The harder case is DeFi. Funds locked inside decentralized-finance protocols — liquidity pools, lending positions, and the like — cannot be auto-migrated, because Polygon does not own or control those applications. Once the sequencer sunsets and transactions stop processing, those protocols cease functioning, and assets left inside them risk becoming inaccessible.
Polygon has urged users to withdraw from DeFi contracts and bridge out before the deadline and asked protocol teams to unwind positions or provide a withdrawal path. There is also a hard forfeiture clause: any eligible wallet-held assets left unclaimed after December 31, 2027, will be considered abandoned.
Another casualty of the L2 shakeout
Polygon’s zkEVM does not fall in isolation. Its shutdown lands amid a broader contraction across Ethereum’s layer-2 and zero-knowledge landscape, in the same stretch that Loopring, another early ZK pioneer, wound down its own decentralized exchange and among dozens of crypto projects that have shuttered services in 2026 as the market thins out the crowded field of first-generation rollups.
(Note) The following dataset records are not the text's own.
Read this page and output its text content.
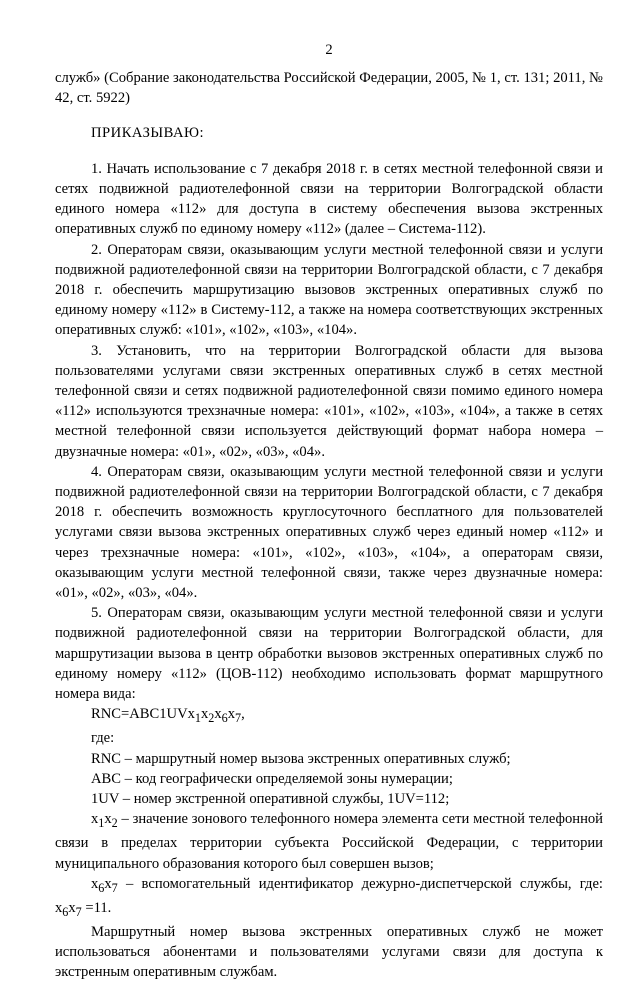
2

служб» (Собрание законодательства Российской Федерации, 2005, № 1, ст. 131; 2011, № 42, ст. 5922)

ПРИКАЗЫВАЮ:

1. Начать использование с 7 декабря 2018 г. в сетях местной телефонной связи и сетях подвижной радиотелефонной связи на территории Волгоградской области единого номера «112» для доступа в систему обеспечения вызова экстренных оперативных служб по единому номеру «112» (далее – Система-112).

2. Операторам связи, оказывающим услуги местной телефонной связи и услуги подвижной радиотелефонной связи на территории Волгоградской области, с 7 декабря 2018 г. обеспечить маршрутизацию вызовов экстренных оперативных служб по единому номеру «112» в Систему-112, а также на номера соответствующих экстренных оперативных служб: «101», «102», «103», «104».

3. Установить, что на территории Волгоградской области для вызова пользователями услугами связи экстренных оперативных служб в сетях местной телефонной связи и сетях подвижной радиотелефонной связи помимо единого номера «112» используются трехзначные номера: «101», «102», «103», «104», а также в сетях местной телефонной связи используется действующий формат набора номера – двузначные номера: «01», «02», «03», «04».

4. Операторам связи, оказывающим услуги местной телефонной связи и услуги подвижной радиотелефонной связи на территории Волгоградской области, с 7 декабря 2018 г. обеспечить возможность круглосуточного бесплатного для пользователей услугами связи вызова экстренных оперативных служб через единый номер «112» и через трехзначные номера: «101», «102», «103», «104», а операторам связи, оказывающим услуги местной телефонной связи, также через двузначные номера: «01», «02», «03», «04».

5. Операторам связи, оказывающим услуги местной телефонной связи и услуги подвижной радиотелефонной связи на территории Волгоградской области, для маршрутизации вызова в центр обработки вызовов экстренных оперативных служб по единому номеру «112» (ЦОВ-112) необходимо использовать формат маршрутного номера вида:

$RNC=ABC1UVx_1x_2x_6x_7$,

где:

RNC – маршрутный номер вызова экстренных оперативных служб;

ABC – код географически определяемой зоны нумерации;

1UV – номер экстренной оперативной службы, 1UV=112;

$x_1x_2$ – значение зонового телефонного номера элемента сети местной телефонной связи в пределах территории субъекта Российской Федерации, с территории муниципального образования которого был совершен вызов;

$x_6x_7$ – вспомогательный идентификатор дежурно-диспетчерской службы, где: $x_6x_7 =11$.

Маршрутный номер вызова экстренных оперативных служб не может использоваться абонентами и пользователями услугами связи для доступа к экстренным оперативным службам.
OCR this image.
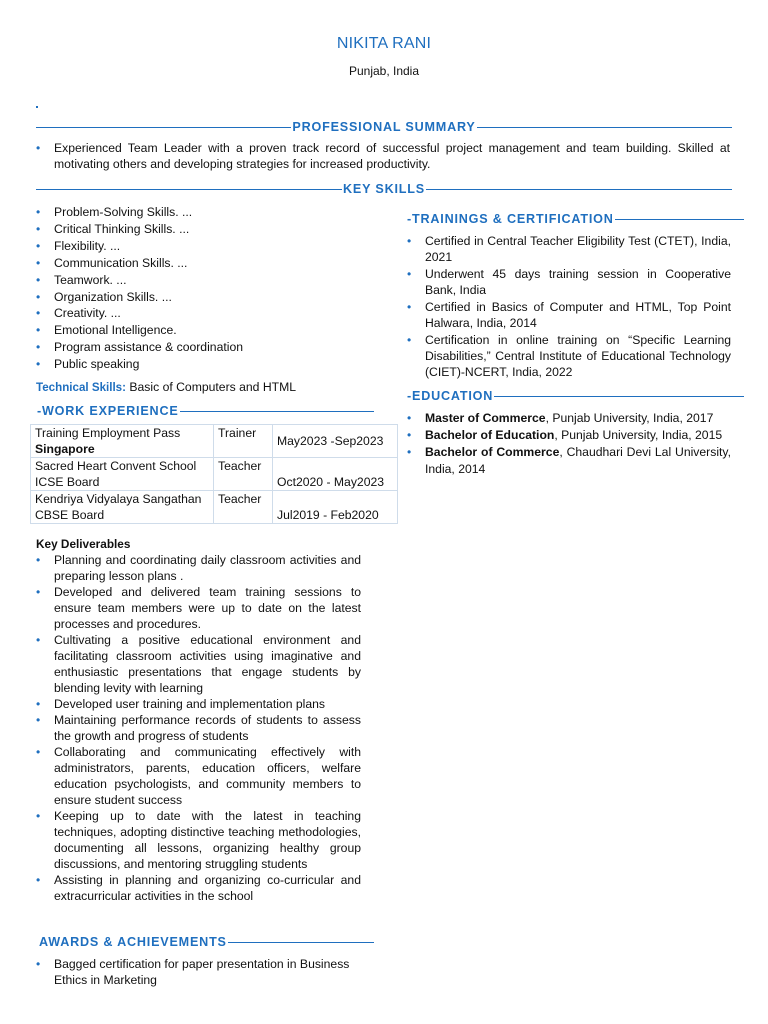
NIKITA RANI
Punjab, India
PROFESSIONAL SUMMARY
• Experienced Team Leader with a proven track record of successful project management and team building. Skilled at motivating others and developing strategies for increased productivity.
KEY SKILLS
• Problem-Solving Skills. ...
• Critical Thinking Skills. ...
• Flexibility. ...
• Communication Skills. ...
• Teamwork. ...
• Organization Skills. ...
• Creativity. ...
• Emotional Intelligence.
• Program assistance & coordination
• Public speaking
Technical Skills: Basic of Computers and HTML
-WORK EXPERIENCE
Training Employment Pass
Singapore	Trainer	May2023 -Sep2023

Sacred Heart Convent School
ICSE Board	Teacher	Oct2020 - May2023

Kendriya Vidyalaya Sangathan
CBSE Board	Teacher	Jul2019 - Feb2020
Key Deliverables
• Planning and coordinating daily classroom activities and preparing lesson plans .
• Developed and delivered team training sessions to ensure team members were up to date on the latest processes and procedures.
• Cultivating a positive educational environment and facilitating classroom activities using imaginative and enthusiastic presentations that engage students by blending levity with learning
• Developed user training and implementation plans
• Maintaining performance records of students to assess the growth and progress of students
• Collaborating and communicating effectively with administrators, parents, education officers, welfare education psychologists, and community members to ensure student success
• Keeping up to date with the latest in teaching techniques, adopting distinctive teaching methodologies, documenting all lessons, organizing healthy group discussions, and mentoring struggling students
• Assisting in planning and organizing co-curricular and extracurricular activities in the school
AWARDS & ACHIEVEMENTS
• Bagged certification for paper presentation in Business Ethics in Marketing
-TRAININGS & CERTIFICATION
• Certified in Central Teacher Eligibility Test (CTET), India, 2021
• Underwent 45 days training session in Cooperative Bank, India
• Certified in Basics of Computer and HTML, Top Point Halwara, India, 2014
• Certification in online training on “Specific Learning Disabilities,” Central Institute of Educational Technology (CIET)-NCERT, India, 2022
-EDUCATION
• Master of Commerce, Punjab University, India, 2017
• Bachelor of Education, Punjab University, India, 2015
• Bachelor of Commerce, Chaudhari Devi Lal University, India, 2014
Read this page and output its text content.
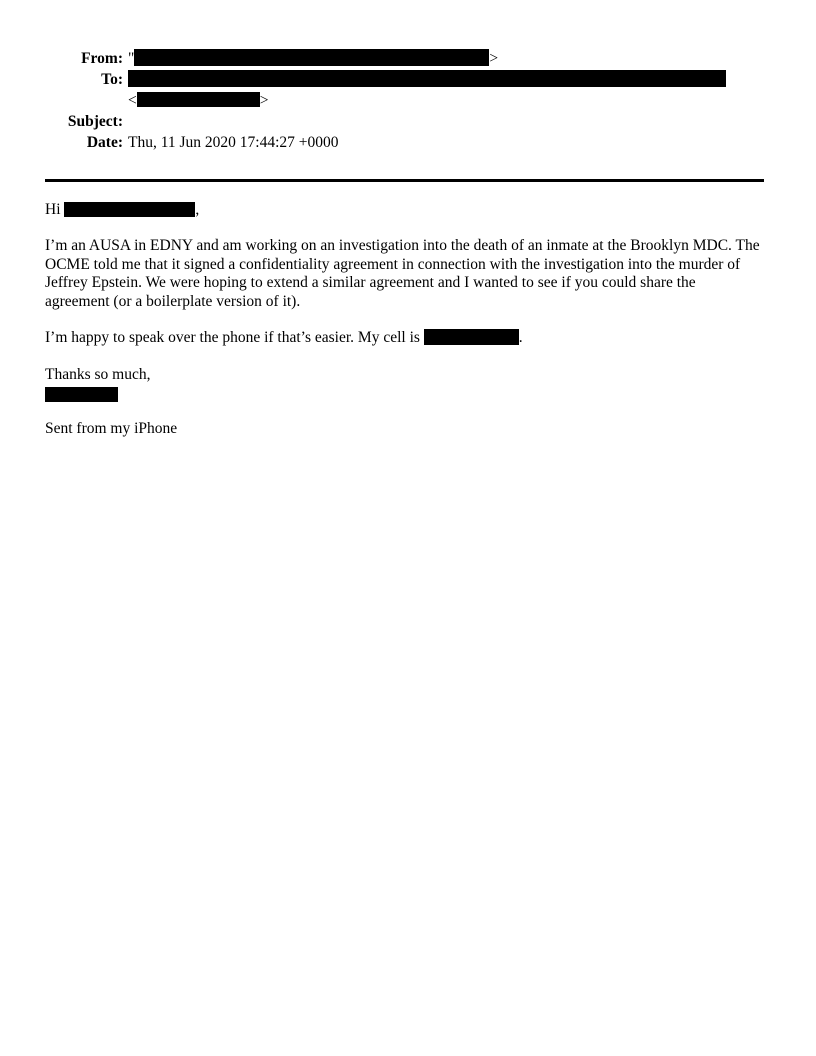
From: "	>
To:
<	>
Subject:
Date: Thu, 11 Jun 2020 17:44:27 +0000
Hi	,
I’m an AUSA in EDNY and am working on an investigation into the death of an inmate at the Brooklyn MDC. The OCME told me that it signed a confidentiality agreement in connection with the investigation into the murder of Jeffrey Epstein. We were hoping to extend a similar agreement and I wanted to see if you could share the agreement (or a boilerplate version of it).
I’m happy to speak over the phone if that’s easier. My cell is	.
Thanks so much,
Sent from my iPhone
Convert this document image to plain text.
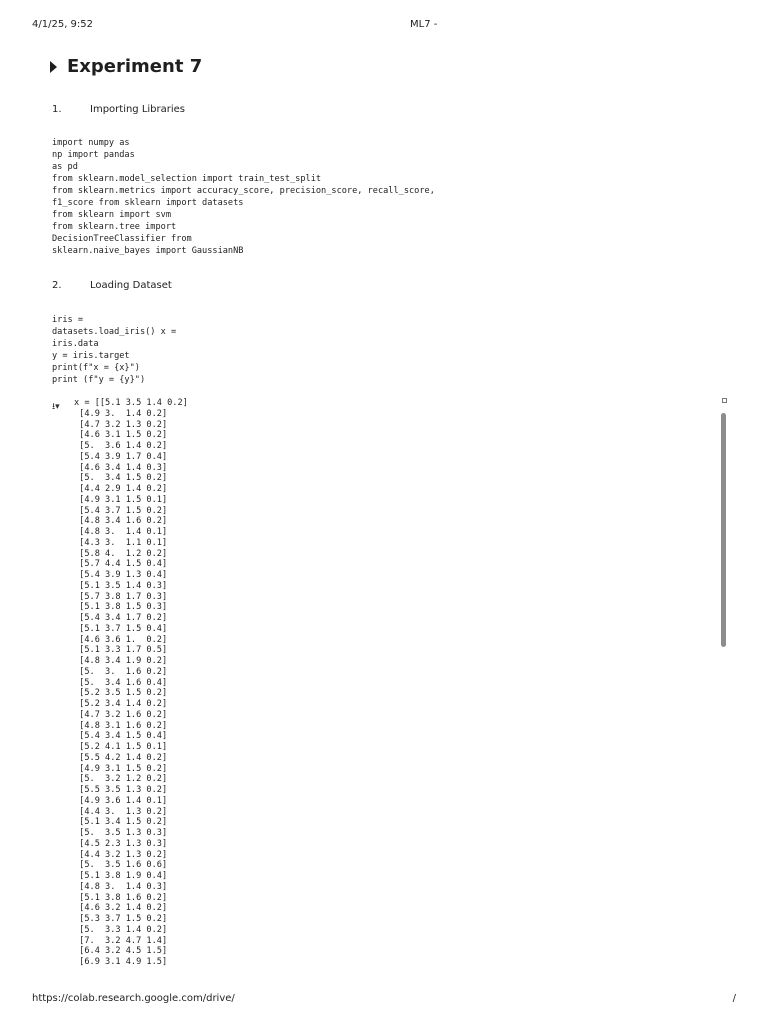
4/1/25, 9:52	ML7 -
Experiment 7
1.	Importing Libraries
import numpy as
np import pandas
as pd
from sklearn.model_selection import train_test_split
from sklearn.metrics import accuracy_score, precision_score, recall_score,
f1_score from sklearn import datasets
from sklearn import svm
from sklearn.tree import
DecisionTreeClassifier from
sklearn.naive_bayes import GaussianNB
2.	Loading Dataset
iris =
datasets.load_iris() x =
iris.data
y = iris.target
print(f"x = {x}")
print (f"y = {y}")
⭳▾ x = [[5.1 3.5 1.4 0.2]
[4.9 3.  1.4 0.2]
[4.7 3.2 1.3 0.2]
[4.6 3.1 1.5 0.2]
[5.  3.6 1.4 0.2]
[5.4 3.9 1.7 0.4]
[4.6 3.4 1.4 0.3]
[5.  3.4 1.5 0.2]
[4.4 2.9 1.4 0.2]
[4.9 3.1 1.5 0.1]
[5.4 3.7 1.5 0.2]
[4.8 3.4 1.6 0.2]
[4.8 3.  1.4 0.1]
[4.3 3.  1.1 0.1]
[5.8 4.  1.2 0.2]
[5.7 4.4 1.5 0.4]
[5.4 3.9 1.3 0.4]
[5.1 3.5 1.4 0.3]
[5.7 3.8 1.7 0.3]
[5.1 3.8 1.5 0.3]
[5.4 3.4 1.7 0.2]
[5.1 3.7 1.5 0.4]
[4.6 3.6 1.  0.2]
[5.1 3.3 1.7 0.5]
[4.8 3.4 1.9 0.2]
[5.  3.  1.6 0.2]
[5.  3.4 1.6 0.4]
[5.2 3.5 1.5 0.2]
[5.2 3.4 1.4 0.2]
[4.7 3.2 1.6 0.2]
[4.8 3.1 1.6 0.2]
[5.4 3.4 1.5 0.4]
[5.2 4.1 1.5 0.1]
[5.5 4.2 1.4 0.2]
[4.9 3.1 1.5 0.2]
[5.  3.2 1.2 0.2]
[5.5 3.5 1.3 0.2]
[4.9 3.6 1.4 0.1]
[4.4 3.  1.3 0.2]
[5.1 3.4 1.5 0.2]
[5.  3.5 1.3 0.3]
[4.5 2.3 1.3 0.3]
[4.4 3.2 1.3 0.2]
[5.  3.5 1.6 0.6]
[5.1 3.8 1.9 0.4]
[4.8 3.  1.4 0.3]
[5.1 3.8 1.6 0.2]
[4.6 3.2 1.4 0.2]
[5.3 3.7 1.5 0.2]
[5.  3.3 1.4 0.2]
[7.  3.2 4.7 1.4]
[6.4 3.2 4.5 1.5]
[6.9 3.1 4.9 1.5]
https://colab.research.google.com/drive/	/
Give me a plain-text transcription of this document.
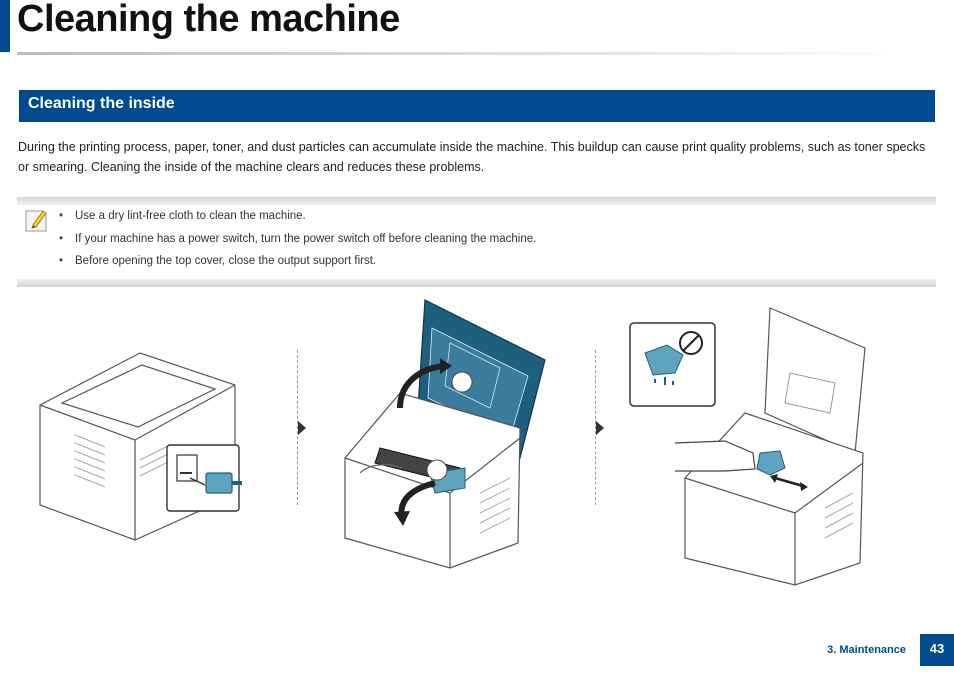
Cleaning the machine
Cleaning the inside

During the printing process, paper, toner, and dust particles can accumulate inside the machine. This buildup can cause print quality problems, such as toner specks or smearing. Cleaning the inside of the machine clears and reduces these problems.

• Use a dry lint-free cloth to clean the machine.
• If your machine has a power switch, turn the power switch off before cleaning the machine.
• Before opening the top cover, close the output support first.
3. Maintenance	43
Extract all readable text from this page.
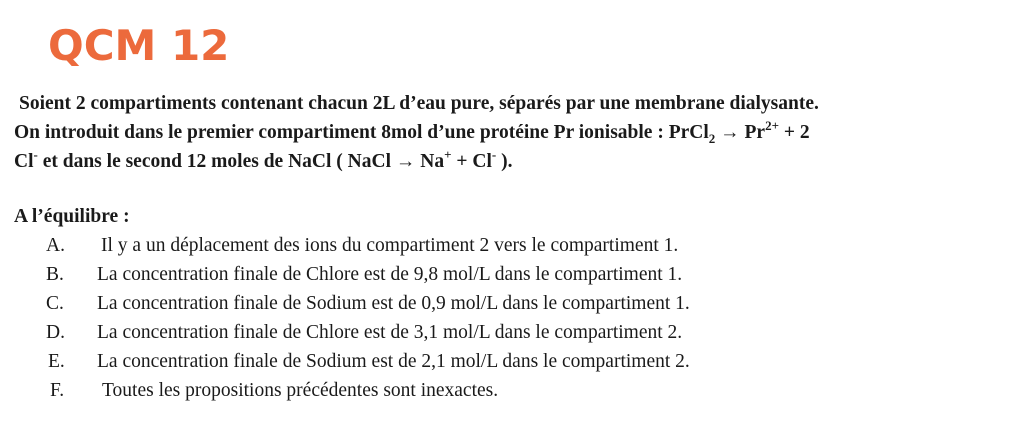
QCM 12
Soient 2 compartiments contenant chacun 2L d’eau pure, séparés par une membrane dialysante.
On introduit dans le premier compartiment 8mol d’une protéine Pr ionisable : PrCl$_2$ → $Pr^{2+} + 2$
Cl- et dans le second 12 moles de NaCl ( NaCl → Na+ + Cl- ).
A l’équilibre :
A. Il y a un déplacement des ions du compartiment 2 vers le compartiment 1.
B. La concentration finale de Chlore est de 9,8 mol/L dans le compartiment 1.
C. La concentration finale de Sodium est de 0,9 mol/L dans le compartiment 1.
D. La concentration finale de Chlore est de 3,1 mol/L dans le compartiment 2.
E. La concentration finale de Sodium est de 2,1 mol/L dans le compartiment 2.
F. Toutes les propositions précédentes sont inexactes.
The comparison with Loopring is instructive and, largely, to Polygon’s credit. Where Loopring’s wind-down disabled the trustless self-custody exit that defined it and routed funds through a team-controlled distribution, Polygon gave twelve months of notice, kept its bridge open throughout, and auto-migrates wallet balances to Ethereum without requiring users to act. That is a more responsible exit than the space often sees.
The genuine risks are narrower but real: DeFi users who assume “auto-migrate” covers them could be caught out when it does not, and the 2027 forfeiture puts a clock on everyone else. For a technology once billed as the future of Ethereum scaling, the lesson of the zkEVM’s retirement is a sober one—being early and technically impressive was never the same as being adopted.